If I sound condescending about young writers trying to find their voice, I don’t mean to. Nor am I lacking in sympathy for the admissions counselors trying to avoid a fifth cup of strong coffee as they plod through ponderous prose. If anything, I’m griping about a zeitgeist that encourages children to brag about their every accomplishment. As if no one else ever went on a mission trip to chat with economically disadvantaged folks who could benefit from running water.
There’s a corollary to kids explaining why they got suspended from school. When 16-year-olds do something ill-advised—vaping in the bathroom, skipping class, bullying, talking back, stealing–the relevant question is “are you sorry because you know you did something wrong or are you just sorry because you got caught?” Admissions readers are on the look out for “are you helping out in your community because you know it’s the right thing to do or are you mindlessly putting in service hours because you want to be admitted to a highly selective college?”
Admissions readers are looking for the applicant who is the real deal, who is committed to making a difference for the right reason, who can articulate their motivations for attending college.
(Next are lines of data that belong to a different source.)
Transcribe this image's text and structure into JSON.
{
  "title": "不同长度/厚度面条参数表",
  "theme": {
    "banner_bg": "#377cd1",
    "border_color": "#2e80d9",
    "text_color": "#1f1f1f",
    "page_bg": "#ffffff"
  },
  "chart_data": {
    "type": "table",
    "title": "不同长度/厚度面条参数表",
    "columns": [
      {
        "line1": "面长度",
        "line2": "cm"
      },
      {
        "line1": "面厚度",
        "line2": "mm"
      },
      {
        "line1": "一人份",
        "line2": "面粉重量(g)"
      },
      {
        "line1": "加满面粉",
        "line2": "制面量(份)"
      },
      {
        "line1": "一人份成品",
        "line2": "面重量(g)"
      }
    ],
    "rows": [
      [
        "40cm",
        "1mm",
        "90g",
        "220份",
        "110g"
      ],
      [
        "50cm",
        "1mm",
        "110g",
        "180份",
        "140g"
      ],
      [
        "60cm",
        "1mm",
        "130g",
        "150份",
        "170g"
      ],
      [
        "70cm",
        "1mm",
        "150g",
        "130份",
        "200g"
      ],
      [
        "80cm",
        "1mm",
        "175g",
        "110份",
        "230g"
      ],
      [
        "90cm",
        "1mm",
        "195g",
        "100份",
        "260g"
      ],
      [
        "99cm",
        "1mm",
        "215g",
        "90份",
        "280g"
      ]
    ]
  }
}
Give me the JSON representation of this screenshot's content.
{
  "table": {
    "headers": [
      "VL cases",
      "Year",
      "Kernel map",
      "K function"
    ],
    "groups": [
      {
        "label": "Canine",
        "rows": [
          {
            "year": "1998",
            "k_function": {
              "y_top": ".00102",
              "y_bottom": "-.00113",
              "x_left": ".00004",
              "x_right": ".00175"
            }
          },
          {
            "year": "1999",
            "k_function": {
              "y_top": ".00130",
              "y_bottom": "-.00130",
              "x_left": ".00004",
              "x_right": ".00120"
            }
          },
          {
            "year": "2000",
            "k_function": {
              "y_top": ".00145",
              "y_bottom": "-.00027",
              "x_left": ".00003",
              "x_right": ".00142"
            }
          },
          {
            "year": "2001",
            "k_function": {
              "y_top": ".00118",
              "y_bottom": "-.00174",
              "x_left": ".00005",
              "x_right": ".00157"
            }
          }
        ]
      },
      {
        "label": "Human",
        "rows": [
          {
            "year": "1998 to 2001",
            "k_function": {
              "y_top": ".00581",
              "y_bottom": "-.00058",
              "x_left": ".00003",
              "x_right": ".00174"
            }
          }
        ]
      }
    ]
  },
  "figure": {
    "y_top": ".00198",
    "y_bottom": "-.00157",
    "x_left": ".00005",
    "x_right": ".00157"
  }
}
Those are the kids we want in our first-year composition courses. Those are the kids whose essays we want to read. Those are the kids with whom we are willing to share a pair of moccasins.
2 thoughts on “The Write Stuff”
I used to read application essays for a graphic design masters program. 70% of them began with “Graphic design is my passion.” Yawn!
Great piece, David!
Those moccasins look just like mine did when they were new (now much worn and shaped to my foot, then replaced with slippers having arch support)!
So the admissions essay answers “Why do you want to attend XYZU?” God help the prospective student who answers, “Because I’ve heard it’s a good school and one that I think might admit me” (as opposed to the other 2000 available but less unaffordable, less prestigious and too challenging for the likes of me).”
I’d rather an essay that asks “What (non-required books) have you read, and why?”